JustiServ is a Boston, United States, based online legal marketplace that allows people to compare the prices and experiences of attorneys on its site. JustiServ has been selected to be a part of Highland Capital Partners' 2015 Summer@Highland, a startup accelerator which helps student entrepreneurs build their companies over the summer.

Founding 

JustiServ was launched in 2014 by Michael Gants, Harvard graduate and son of Chief Justice of the Massachusetts Supreme Court Ralph Gants. As a child, Michael Gants suffered from a chronic illness. Gants recognized that it was his mother's expertise as a lawyer that ensured that he received the health care and education that he needed. This experience motivated the creation of a tool which would make legal resources more widely available and affordable.

Legal pricing on JustiServ 

JustiServ allows consumers to compare prices of attorneys online. Gants says, “[Without JustiServ] you have to call around to different lawyers and they tell you $100 or $200 per hour. Once you sign up with a lawyer, you don’t know what they should be charging you for... it doesn’t make any sense.”  By asking consumers to answer a few short multiple choice questions about their case, JustiServ is able to give flat rate estimates for legal cases. Traditionally, when lawyers give hourly rates, consumers have difficulty predicting how much a case will end up costing them, as many have little idea how long their case will take.

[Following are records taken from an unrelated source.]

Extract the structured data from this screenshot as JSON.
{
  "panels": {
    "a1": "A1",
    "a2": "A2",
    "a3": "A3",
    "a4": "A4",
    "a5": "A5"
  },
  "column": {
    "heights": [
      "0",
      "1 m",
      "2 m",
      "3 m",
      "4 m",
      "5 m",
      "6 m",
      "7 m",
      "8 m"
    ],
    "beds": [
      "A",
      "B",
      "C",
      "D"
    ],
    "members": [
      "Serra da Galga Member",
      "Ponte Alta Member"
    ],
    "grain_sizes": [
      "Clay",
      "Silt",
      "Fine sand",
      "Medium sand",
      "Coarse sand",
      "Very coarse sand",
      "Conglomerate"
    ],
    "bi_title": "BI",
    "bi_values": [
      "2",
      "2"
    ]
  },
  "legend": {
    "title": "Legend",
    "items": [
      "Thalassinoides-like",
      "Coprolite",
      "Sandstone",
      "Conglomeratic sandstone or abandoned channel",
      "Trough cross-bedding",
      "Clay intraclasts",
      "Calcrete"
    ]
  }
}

The future of technology and the law 

Sarah Reed (Harvard Law '91 and COO of MPM Capital) believes the legal field should embrace the opportunity to match clients and attorneys over the Internet and offers JustiServ as an example of this in practice.

Heidi Alexander of the Massachusetts Law Office Management Assistance Program says that an online marketplace like JustiServ "not only aims to benefit consumers, but also to help solo and small firm attorneys build their client base".

Rebecca Strong, staff writer for BostInno, says that while it's nearly impossible to predict which tech startups will succeed, JustiServ is one of the Boston tech's scene most "promising contenders". She goes on to say that JustiServ "eliminates a lot of the confusion by providing fixed price estimates for lawyers, allowing users to get a more accurate idea of what they’ll need to spend". and that "users can search with reassurance, too, that they’re in good hands. Gants spoke with leaders at a number of bar associations in order to get introduced to those who are reputable."

As of April 2018, JustiServ is defunct.